For optimal cluster performance, Dell Technologies recommends observing the following SmartDedupe best practices. Note that some of this information may be covered elsewhere in this paper.
- Deduplication is most effective when applied to data sets with a low rate of change – for example, archived data.
- Enable SmartDedupe to run at subdirectory level(s) below /ifs.
- Avoid adding more than ten subdirectory paths to the SmartDedupe configuration policy,
- SmartDedupe is ideal for home directories, departmental file shares and warm and cold archive data sets.
- Run SmartDedupe against a smaller sample data set first to evaluate performance impact versus space efficiency.
- Schedule deduplication to run during the cluster’s low usage hours – such as overnight and on weekends.
- After the initial dedupe job has completed, schedule incremental dedupe jobs to run every two weeks or so, depending on the size and rate of change of the dataset.
- Always run SmartDedupe with the default ‘low’ impact Job Engine policy.
- Run the dedupe assessment job on a single root directory at a time.

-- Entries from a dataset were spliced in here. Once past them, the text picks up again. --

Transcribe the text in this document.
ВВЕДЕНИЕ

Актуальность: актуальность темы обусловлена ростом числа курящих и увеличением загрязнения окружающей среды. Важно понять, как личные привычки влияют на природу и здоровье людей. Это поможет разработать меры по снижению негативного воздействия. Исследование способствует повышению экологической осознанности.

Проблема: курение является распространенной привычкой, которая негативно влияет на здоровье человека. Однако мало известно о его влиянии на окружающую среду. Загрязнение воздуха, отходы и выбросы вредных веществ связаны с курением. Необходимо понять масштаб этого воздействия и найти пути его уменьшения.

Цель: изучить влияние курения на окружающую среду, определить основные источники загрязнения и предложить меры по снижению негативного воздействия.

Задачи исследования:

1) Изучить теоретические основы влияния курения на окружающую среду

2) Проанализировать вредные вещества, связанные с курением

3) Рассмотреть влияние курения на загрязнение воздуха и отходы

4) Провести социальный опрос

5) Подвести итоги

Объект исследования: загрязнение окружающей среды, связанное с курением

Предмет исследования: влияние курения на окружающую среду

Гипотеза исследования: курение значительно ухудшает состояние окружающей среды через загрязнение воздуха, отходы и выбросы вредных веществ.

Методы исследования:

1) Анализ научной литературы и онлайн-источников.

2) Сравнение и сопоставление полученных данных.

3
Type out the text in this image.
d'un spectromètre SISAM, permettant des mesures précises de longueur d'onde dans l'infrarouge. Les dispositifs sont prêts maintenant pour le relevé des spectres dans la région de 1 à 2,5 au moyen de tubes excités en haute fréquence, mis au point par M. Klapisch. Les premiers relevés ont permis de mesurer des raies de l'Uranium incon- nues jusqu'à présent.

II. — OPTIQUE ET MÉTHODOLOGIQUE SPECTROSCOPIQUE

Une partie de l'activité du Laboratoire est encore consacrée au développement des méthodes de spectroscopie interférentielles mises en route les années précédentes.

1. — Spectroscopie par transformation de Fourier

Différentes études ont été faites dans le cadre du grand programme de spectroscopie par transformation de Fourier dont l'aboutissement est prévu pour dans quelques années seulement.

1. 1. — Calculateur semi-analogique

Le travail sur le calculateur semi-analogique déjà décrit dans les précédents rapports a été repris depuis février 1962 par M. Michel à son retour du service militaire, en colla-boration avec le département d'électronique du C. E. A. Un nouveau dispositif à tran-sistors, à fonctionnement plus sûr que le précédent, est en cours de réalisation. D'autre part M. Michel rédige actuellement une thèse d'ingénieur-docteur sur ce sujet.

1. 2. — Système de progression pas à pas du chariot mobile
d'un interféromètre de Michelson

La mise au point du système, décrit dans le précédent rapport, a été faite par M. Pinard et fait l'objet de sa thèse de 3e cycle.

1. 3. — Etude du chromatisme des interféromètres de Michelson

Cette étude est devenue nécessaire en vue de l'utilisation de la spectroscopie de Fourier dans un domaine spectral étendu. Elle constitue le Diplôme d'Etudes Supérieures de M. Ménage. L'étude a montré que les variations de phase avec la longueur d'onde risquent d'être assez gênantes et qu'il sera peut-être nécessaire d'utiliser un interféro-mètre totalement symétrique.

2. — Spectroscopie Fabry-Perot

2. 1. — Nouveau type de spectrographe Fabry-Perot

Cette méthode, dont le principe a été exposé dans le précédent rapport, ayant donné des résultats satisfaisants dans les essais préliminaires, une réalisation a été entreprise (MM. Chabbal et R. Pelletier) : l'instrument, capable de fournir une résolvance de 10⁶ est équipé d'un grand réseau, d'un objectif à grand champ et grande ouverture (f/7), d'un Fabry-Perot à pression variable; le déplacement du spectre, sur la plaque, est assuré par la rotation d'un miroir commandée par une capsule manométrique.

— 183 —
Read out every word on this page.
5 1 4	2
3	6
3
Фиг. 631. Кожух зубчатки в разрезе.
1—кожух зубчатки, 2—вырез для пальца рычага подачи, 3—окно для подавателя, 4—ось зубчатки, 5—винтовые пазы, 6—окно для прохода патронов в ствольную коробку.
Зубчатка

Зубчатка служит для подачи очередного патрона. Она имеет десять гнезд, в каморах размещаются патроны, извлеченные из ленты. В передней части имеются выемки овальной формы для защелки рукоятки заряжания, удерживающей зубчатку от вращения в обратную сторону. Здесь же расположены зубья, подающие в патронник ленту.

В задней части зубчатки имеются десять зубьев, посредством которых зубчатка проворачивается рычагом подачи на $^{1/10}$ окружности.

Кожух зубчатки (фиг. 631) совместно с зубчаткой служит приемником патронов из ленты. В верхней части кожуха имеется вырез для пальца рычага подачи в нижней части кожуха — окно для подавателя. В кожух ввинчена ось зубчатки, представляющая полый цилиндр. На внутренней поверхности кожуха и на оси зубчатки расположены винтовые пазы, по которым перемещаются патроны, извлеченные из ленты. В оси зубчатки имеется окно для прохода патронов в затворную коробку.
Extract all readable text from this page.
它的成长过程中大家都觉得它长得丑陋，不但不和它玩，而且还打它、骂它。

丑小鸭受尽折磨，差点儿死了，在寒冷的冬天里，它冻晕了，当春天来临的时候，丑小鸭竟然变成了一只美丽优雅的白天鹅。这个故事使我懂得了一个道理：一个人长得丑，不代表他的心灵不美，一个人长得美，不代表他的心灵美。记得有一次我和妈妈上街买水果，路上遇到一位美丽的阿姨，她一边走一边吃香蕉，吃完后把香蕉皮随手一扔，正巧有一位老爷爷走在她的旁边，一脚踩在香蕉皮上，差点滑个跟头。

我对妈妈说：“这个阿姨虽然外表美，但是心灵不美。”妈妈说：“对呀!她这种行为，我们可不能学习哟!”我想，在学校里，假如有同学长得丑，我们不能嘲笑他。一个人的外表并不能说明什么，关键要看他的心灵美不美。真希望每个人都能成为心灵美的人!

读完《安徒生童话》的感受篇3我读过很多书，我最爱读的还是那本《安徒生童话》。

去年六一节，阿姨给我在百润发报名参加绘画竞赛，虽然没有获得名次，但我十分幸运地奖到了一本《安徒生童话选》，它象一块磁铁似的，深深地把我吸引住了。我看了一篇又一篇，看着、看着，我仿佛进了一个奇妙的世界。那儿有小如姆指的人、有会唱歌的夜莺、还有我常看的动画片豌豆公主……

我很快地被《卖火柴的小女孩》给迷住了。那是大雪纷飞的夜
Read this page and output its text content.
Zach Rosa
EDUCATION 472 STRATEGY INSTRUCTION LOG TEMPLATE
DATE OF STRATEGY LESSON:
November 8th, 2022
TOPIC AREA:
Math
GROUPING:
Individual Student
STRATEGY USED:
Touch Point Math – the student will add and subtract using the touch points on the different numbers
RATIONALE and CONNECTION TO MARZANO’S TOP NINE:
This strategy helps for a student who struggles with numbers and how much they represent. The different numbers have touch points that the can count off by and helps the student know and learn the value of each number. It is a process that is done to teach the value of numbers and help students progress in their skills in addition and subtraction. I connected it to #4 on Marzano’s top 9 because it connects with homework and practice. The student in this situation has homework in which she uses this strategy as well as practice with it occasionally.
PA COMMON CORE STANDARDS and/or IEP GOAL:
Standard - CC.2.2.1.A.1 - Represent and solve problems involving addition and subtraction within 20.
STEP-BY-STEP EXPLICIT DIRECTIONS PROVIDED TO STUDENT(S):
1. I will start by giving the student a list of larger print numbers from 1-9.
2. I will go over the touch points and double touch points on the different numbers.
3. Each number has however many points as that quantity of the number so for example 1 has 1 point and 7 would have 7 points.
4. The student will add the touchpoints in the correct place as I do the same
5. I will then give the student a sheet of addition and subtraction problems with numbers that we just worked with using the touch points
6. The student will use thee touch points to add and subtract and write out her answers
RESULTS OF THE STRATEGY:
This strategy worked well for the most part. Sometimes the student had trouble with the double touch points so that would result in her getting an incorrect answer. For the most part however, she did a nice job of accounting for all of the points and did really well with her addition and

If multiple directory paths are assessed in the same job, you will not be able to determine which directory should be deduplicated.
- When replicating deduplicated data, to avoid running out of space on target, it is important to verify that the logical data size (that is, the amount of storage space saved plus the actual storage space consumed) does not exceed the total available space on the target cluster.
- Run a deduplication job on an appropriate data set prior to enabling a snapshots schedule.
- Where possible, perform any snapshot restores (reverts) before running a deduplication job. And run a dedupe job directly after restoring a prior snapshot version.